Essas questões evidenciam o esforço da Fuvest em incluir representações diversas e trabalhar conceitos como racismo estrutural, identidade cultural e críticas ao cânone artístico tradicional — exigindo mais do que observação estética, mas também reflexão crítica.

Obras literárias e atualidades

A lista de leitura obrigatória da Fuvest 2026 foi amplamente cobrada. Das nove obras, apenas “Nebulosas”, de Narcisa Amália, não apareceu. Já “Caminho de pedras”, de Rachel de Queiroz, foi articulada a desigualdade de gênero no trabalho, enquanto “As meninas”, de Lygia Fagundes Telles, integrou um item sobre ditadura, feminismo e cotidiano.

A prova mostrou esforço em relacionar os livros clássicos a temas vivos na sociedade contemporânea, convocando o estudante a pensar além da superfície narrativa. Também apareceram pensadores como Nísia Floresta, Durkheim e Julia Lopes de Almeida, usados para discutir a educação feminina e seus desafios históricos e atuais.

Essa perspectiva intertextual favorece candidatos com leitura crítica, que conseguem estabelecer conexões entre autores consagrados e problemas sociais presentes.

Próximos passos na Fuvest 2026

Os candidatos que realizaram a primeira fase devem acompanhar o calendário com atenção. A divulgação dos aprovados para a segunda fase está prevista para 1º de dezembro, com provas nos dias 14 e 15 do mesmo mês. As etapas seguintes apresentam questões discursivas, além de uma redação.

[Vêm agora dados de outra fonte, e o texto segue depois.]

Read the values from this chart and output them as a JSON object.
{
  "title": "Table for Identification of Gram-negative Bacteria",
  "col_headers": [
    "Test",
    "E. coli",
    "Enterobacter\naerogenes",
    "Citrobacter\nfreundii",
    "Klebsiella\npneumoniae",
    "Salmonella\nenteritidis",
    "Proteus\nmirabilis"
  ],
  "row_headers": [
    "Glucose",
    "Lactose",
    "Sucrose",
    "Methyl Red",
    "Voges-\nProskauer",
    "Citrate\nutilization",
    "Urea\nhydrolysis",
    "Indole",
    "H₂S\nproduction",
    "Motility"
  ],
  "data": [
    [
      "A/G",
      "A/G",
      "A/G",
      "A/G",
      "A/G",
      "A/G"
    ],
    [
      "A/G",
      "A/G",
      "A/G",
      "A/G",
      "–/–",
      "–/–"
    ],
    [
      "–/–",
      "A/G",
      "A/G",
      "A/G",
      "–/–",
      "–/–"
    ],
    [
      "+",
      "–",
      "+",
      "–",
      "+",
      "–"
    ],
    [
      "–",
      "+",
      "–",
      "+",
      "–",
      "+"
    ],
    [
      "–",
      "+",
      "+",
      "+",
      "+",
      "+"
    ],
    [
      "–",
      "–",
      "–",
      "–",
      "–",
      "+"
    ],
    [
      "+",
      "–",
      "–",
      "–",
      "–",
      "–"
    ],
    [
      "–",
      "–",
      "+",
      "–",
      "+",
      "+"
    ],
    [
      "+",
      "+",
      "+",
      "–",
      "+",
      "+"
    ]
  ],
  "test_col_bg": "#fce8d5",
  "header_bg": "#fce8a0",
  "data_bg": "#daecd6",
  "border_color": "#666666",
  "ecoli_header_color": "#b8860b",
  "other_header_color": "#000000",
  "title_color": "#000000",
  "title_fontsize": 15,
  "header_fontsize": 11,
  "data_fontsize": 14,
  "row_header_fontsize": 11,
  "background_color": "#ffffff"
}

É essencial revisar os conteúdos com foco nas áreas específicas dos cursos desejados e praticar respostas abertas. Alguns cursos ainda exigem provas de competências específicas, como Música e Artes Visuais, realizadas entre 9 e 12 de dezembro — conforme a carreira.

O resultado da primeira chamada será divulgado no dia 23 de janeiro de 2026. Até lá, é recomendável que os candidatos acompanhem atualizações e reforcem o preparo com atenção às orientações da banca organizadora.